Degree Name

Doctor of Philosophy


School of Chemistry


In this study, a novel application of the diffusive gradients in thin films (DGT) technique as a monitoring tool for bioavailable metals in sediments is presented. DGT was tested using a wide range of marine and fresh water sediments that possessed a variety of chemical and physical properties. These were tested in both the laboratory and in the field. In the laboratory, the use of naturally contaminated sediments allowed the evaluation of the performance of the DGT technique under realistic environmental conditions (i.e. exposure to contaminant mixtures). Strong dose-response relationships were found between DGT-labile metal fluxes and toxicity to the marine amphipod Melita plumulosa. The combined flux of metals (Cd, Cu, Ni, Pb and Zn) measured at the sediment water interface (SWI) provided a robust measure of the bioavailable pool of metals present in the sediment and overlying water. A flux normalisation approach was adopted in an attempt to account for different toxicity caused by different metals, and this significantly improved the relationship between DGT and toxicity.

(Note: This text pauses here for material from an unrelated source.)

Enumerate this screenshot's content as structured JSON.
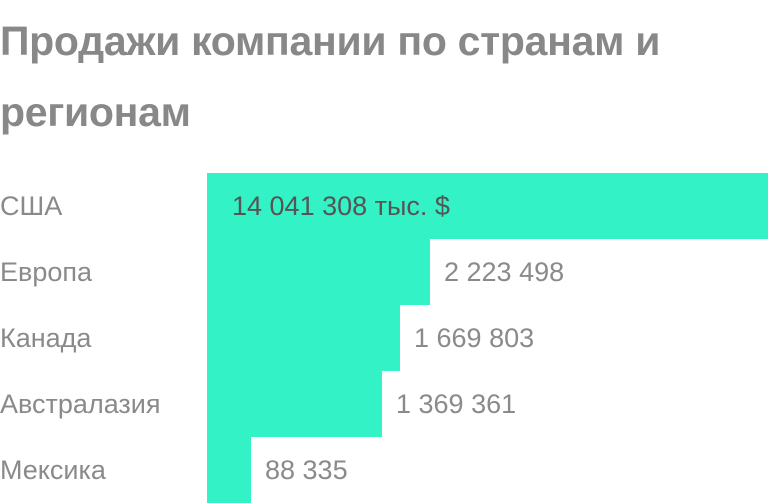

The performance of the DGT technique to predict metal bioavailability was also investigated by comparing DGT-labile metal fluxes from identical metal contaminated sediments deployed in the field and under laboratory conditions with metal bioaccumulation in Tellina deltoidalis (marine bivalve) and Hyridella australis (freshwater bivalve). The combined laboratory and field results indicated that DGT-labile metal fluxes measured at the SWI provide robust predictions of metal bioaccumulation in Tellina deltoidalis (marine bivalve) and Hyridella australis (freshwater bivalve), irrespective of the type of exposure (laboratory vs field). There was a mismatch between laboratory and field bioassay results for both species which emphasised the importance of performing in situ tests for environmental risk assessments.